Des gains environnementaux majeurs, concernant notamment l’émission de particules fines
Cette révolution du télétravail provoquera-t-elle une mutation démographique et des déménagements en nombre, allant des grandes centre urbains vers les villes moyennes ou la campagne ? Il est bien sûr trop tôt pour l’assurer mais un constat est particulièrement marqué en Île-de-France, région la plus peuplée et concentrée de France où, indique Actu-Environnement, 45 % de ses habitants souhaiteraient quitter la région, selon une enquête publiée en 2018 par le même Forum Vies Mobiles. Motivations invoquées : les rythmes de vie trop stressant, la pollution, le coût de l’immobilier, le temps passé dans les transports ou le trafic automobile.
D’après l’Ademe, l’agence de la transition écologique, 74 % des salariés français se rendent en voiture au travail, 11 % en transport en commun. En Île-de-France, 41 % des salariés utilisent leur voiture pour aller au bureau, malgré une offre de transport en commun pléthorique mais très saturée.

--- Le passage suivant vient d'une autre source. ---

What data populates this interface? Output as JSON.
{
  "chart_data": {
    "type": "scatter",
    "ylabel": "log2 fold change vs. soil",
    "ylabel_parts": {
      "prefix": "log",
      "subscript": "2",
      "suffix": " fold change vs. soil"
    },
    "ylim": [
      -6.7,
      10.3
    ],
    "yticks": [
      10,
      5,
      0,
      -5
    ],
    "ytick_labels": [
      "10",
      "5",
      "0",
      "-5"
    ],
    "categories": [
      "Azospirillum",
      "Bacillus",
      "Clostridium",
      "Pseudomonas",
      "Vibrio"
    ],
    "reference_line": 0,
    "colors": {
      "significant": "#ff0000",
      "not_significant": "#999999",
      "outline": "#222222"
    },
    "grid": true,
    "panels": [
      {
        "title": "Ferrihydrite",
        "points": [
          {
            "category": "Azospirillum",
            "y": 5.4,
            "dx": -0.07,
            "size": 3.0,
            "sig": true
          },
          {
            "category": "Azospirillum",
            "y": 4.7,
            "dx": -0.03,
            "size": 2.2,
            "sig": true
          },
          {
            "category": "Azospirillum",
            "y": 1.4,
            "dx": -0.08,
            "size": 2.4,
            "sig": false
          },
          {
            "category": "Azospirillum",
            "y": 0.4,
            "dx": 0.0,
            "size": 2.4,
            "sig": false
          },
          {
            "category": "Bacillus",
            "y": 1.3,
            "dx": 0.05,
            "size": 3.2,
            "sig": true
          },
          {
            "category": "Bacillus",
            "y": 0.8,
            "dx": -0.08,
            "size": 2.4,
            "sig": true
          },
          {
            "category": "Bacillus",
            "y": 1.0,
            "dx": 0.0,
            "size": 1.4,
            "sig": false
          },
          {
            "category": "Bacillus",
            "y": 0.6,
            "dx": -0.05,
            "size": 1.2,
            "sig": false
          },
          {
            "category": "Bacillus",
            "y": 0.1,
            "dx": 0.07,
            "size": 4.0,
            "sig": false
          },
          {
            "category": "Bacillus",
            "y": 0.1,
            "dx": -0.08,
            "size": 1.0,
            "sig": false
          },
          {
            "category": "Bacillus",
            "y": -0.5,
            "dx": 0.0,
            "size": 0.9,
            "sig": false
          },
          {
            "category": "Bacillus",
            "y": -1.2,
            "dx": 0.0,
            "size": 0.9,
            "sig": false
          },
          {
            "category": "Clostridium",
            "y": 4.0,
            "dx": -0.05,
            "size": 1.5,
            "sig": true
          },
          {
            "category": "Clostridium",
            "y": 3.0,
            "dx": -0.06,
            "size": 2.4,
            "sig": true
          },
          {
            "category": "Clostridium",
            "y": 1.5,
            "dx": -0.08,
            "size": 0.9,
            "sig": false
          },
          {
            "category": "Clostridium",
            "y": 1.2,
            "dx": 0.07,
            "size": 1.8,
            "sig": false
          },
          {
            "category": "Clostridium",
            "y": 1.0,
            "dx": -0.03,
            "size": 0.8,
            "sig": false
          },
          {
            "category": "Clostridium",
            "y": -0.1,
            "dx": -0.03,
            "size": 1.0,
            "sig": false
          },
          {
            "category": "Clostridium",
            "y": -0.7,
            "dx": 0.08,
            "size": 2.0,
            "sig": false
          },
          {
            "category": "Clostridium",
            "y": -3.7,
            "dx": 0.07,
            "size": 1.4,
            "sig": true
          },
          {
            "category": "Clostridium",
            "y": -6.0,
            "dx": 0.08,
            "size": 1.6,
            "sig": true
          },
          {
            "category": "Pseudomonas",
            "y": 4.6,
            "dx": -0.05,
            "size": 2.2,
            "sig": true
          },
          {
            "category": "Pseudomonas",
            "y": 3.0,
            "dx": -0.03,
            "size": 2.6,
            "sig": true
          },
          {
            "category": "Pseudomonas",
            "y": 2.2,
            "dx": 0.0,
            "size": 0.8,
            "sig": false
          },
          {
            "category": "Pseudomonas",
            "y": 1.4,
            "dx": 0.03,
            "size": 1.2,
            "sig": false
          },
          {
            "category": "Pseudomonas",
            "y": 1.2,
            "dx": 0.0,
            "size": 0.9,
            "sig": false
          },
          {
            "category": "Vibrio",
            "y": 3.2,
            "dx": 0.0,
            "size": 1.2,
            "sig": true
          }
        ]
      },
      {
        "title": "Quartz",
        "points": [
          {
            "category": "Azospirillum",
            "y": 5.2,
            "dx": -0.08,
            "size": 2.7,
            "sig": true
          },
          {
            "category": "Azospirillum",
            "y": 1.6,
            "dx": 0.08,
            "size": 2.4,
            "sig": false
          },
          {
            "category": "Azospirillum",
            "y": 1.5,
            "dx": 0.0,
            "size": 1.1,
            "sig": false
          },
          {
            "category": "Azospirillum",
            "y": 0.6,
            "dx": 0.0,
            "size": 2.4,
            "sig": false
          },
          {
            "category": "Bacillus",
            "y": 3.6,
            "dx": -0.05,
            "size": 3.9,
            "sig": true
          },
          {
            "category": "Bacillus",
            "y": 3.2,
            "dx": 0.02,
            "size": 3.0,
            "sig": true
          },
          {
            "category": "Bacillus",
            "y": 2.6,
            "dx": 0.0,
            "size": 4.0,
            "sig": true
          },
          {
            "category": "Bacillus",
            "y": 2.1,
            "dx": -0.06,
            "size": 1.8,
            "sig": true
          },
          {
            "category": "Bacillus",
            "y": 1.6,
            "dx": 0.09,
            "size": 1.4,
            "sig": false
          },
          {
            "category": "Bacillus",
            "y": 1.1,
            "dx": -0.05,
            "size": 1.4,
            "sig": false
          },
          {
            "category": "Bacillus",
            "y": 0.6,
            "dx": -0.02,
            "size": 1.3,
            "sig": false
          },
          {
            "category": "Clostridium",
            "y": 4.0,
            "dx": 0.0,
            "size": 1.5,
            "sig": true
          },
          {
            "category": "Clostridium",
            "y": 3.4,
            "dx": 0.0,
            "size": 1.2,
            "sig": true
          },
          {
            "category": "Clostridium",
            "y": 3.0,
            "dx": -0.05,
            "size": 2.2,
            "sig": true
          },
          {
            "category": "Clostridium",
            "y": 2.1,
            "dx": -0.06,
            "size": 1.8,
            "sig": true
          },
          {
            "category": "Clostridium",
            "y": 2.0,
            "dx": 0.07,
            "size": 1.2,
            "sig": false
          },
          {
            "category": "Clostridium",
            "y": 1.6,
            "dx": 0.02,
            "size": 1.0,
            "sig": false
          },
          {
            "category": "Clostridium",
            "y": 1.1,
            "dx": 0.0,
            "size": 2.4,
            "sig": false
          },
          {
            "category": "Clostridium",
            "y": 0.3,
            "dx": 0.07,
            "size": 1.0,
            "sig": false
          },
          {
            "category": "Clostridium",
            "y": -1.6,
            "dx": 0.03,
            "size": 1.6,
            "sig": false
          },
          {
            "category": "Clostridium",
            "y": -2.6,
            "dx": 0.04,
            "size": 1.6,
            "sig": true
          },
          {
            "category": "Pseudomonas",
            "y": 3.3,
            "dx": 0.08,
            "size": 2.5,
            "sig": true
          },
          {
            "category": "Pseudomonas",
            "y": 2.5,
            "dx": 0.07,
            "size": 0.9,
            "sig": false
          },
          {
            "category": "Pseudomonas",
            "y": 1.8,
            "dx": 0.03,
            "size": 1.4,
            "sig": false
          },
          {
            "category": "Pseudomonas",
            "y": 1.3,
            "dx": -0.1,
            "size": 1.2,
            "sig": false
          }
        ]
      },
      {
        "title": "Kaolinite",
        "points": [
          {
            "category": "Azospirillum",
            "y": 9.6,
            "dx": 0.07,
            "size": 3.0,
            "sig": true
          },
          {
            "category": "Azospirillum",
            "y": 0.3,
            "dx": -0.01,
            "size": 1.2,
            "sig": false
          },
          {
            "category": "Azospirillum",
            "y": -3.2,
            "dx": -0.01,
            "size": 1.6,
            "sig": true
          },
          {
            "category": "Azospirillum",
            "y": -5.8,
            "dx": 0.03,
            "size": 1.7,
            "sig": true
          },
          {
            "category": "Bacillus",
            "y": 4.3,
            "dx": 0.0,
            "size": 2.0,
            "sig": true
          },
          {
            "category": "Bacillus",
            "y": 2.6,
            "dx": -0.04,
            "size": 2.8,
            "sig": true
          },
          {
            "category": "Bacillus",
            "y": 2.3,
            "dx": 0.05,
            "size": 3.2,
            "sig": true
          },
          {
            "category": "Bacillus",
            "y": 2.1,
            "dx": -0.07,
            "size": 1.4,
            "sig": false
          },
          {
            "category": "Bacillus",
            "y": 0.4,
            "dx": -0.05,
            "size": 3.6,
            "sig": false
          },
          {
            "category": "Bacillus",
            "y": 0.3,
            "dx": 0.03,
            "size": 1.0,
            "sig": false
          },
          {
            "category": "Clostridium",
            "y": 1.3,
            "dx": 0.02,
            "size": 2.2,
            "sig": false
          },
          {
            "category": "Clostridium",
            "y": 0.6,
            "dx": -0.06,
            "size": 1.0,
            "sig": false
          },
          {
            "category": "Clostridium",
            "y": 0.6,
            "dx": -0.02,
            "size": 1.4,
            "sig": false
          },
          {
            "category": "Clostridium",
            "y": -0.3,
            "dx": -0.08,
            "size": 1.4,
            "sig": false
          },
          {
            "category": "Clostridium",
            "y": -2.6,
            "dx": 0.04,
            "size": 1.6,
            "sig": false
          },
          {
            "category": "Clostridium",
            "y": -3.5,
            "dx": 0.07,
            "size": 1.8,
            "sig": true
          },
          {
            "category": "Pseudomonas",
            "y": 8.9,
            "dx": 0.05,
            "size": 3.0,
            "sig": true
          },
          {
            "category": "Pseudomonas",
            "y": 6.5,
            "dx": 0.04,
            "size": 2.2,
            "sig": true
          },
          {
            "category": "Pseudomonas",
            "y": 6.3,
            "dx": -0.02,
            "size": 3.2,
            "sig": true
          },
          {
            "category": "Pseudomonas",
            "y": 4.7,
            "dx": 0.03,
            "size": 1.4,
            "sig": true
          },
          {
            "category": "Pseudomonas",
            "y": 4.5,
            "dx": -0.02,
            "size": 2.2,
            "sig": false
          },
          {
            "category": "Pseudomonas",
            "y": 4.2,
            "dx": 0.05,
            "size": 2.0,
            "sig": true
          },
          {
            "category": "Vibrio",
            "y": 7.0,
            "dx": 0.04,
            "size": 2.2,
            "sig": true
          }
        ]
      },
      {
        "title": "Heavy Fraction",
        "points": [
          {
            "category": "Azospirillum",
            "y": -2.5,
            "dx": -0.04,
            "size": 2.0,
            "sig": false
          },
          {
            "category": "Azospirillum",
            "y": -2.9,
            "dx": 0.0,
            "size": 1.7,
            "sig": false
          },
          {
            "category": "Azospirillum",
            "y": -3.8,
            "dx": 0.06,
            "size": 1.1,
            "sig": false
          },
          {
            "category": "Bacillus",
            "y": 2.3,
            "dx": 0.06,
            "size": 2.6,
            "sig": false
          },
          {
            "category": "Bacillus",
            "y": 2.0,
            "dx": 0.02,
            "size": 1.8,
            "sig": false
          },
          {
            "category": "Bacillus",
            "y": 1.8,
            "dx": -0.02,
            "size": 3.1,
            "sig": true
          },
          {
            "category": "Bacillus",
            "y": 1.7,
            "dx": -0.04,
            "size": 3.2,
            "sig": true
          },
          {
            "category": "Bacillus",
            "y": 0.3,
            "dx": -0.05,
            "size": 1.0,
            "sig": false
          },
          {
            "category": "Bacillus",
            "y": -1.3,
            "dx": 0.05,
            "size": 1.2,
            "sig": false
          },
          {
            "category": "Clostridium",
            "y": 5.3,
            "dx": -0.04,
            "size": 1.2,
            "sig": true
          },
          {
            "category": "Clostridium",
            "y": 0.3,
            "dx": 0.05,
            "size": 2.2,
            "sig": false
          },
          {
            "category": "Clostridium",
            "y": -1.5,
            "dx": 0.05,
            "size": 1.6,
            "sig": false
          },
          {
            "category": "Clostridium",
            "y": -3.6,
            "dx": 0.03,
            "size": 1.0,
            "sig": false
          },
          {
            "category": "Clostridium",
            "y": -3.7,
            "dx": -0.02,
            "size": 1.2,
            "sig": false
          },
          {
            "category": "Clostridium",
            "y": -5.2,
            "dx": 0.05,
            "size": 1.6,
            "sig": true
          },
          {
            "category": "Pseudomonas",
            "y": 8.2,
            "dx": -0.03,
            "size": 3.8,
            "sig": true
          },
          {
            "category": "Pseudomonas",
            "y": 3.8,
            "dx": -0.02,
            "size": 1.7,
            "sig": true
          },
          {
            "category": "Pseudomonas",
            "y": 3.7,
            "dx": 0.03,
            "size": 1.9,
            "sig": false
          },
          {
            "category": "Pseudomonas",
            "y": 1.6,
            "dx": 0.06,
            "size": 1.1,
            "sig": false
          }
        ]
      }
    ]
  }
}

Alors que le trafic routier est le premier contributeur de l’émission de gaz à effet de serre en France (30 % des émissions), le télétravail concourt-il à limiter ces émissions ?, interroge Remi Pin dans Actu-Environnement.
L’Ademe avait tenté de répondre à la question en 2015. Une étude menée par l’agence avançait que le télétravail permet « de réduire d’environ 30 % les impacts environnementaux associés aux trajets domicile-bureau ». Un gain qui atteint jusqu’à 58 % pour les émissions de particules fines. « Sur 2,9 jours télétravaillés par semaine, cela représente une économie potentielle de 787 kg de CO2 par individu et par an (contre environ 12,2 t de CO2 au total par individu et par an) », précisait l’étude. En extrapolant à l’échelle d’une entreprise de 1 000 salariés, télétravailler un jour par semaine permettrait d’éviter l’équivalent des émissions annuelles de gaz à effet de serre d’environ 37 Français.
« Le télétravail libère du temps pour d’autres déplacements non liés au travail et rend acceptable des trajets domicile-travail plus importants car moins fréquents, précise Sylvie Landriève. Pour comprendre le rôle du télétravail dans la transition écologique, il convient de mener une réflexion sur la manière dont le temps libéré est utilisé, et sur les cadres de vie auxquels sa pratique donne accès ».
L’Ademe sortira cet été une étude sur les effets du télétravail sur les modes de vie et les déplacements associés, indique Actu-Environnement. « Les travaux en cours montrent de nouvelles externalités positives, explique Jérémie Almosni de l’Ademe. Le télétravail peut redéfinir des réseaux de proximité, et offre aux territoires la possibilité de se revitaliser ». Les ventes en circuit-court ou les centres désertés des petites villes pourraient donc bénéficier d’un essor du télétravail.
C’est donc, à l’évidence, une révolution plus large du mode de vie qui, du transport au logement et au lieu d’habitation, est induit à terme si le télétravail continue à avoir les faveurs, convergentes, des salariés et des des chefs d’entreprise.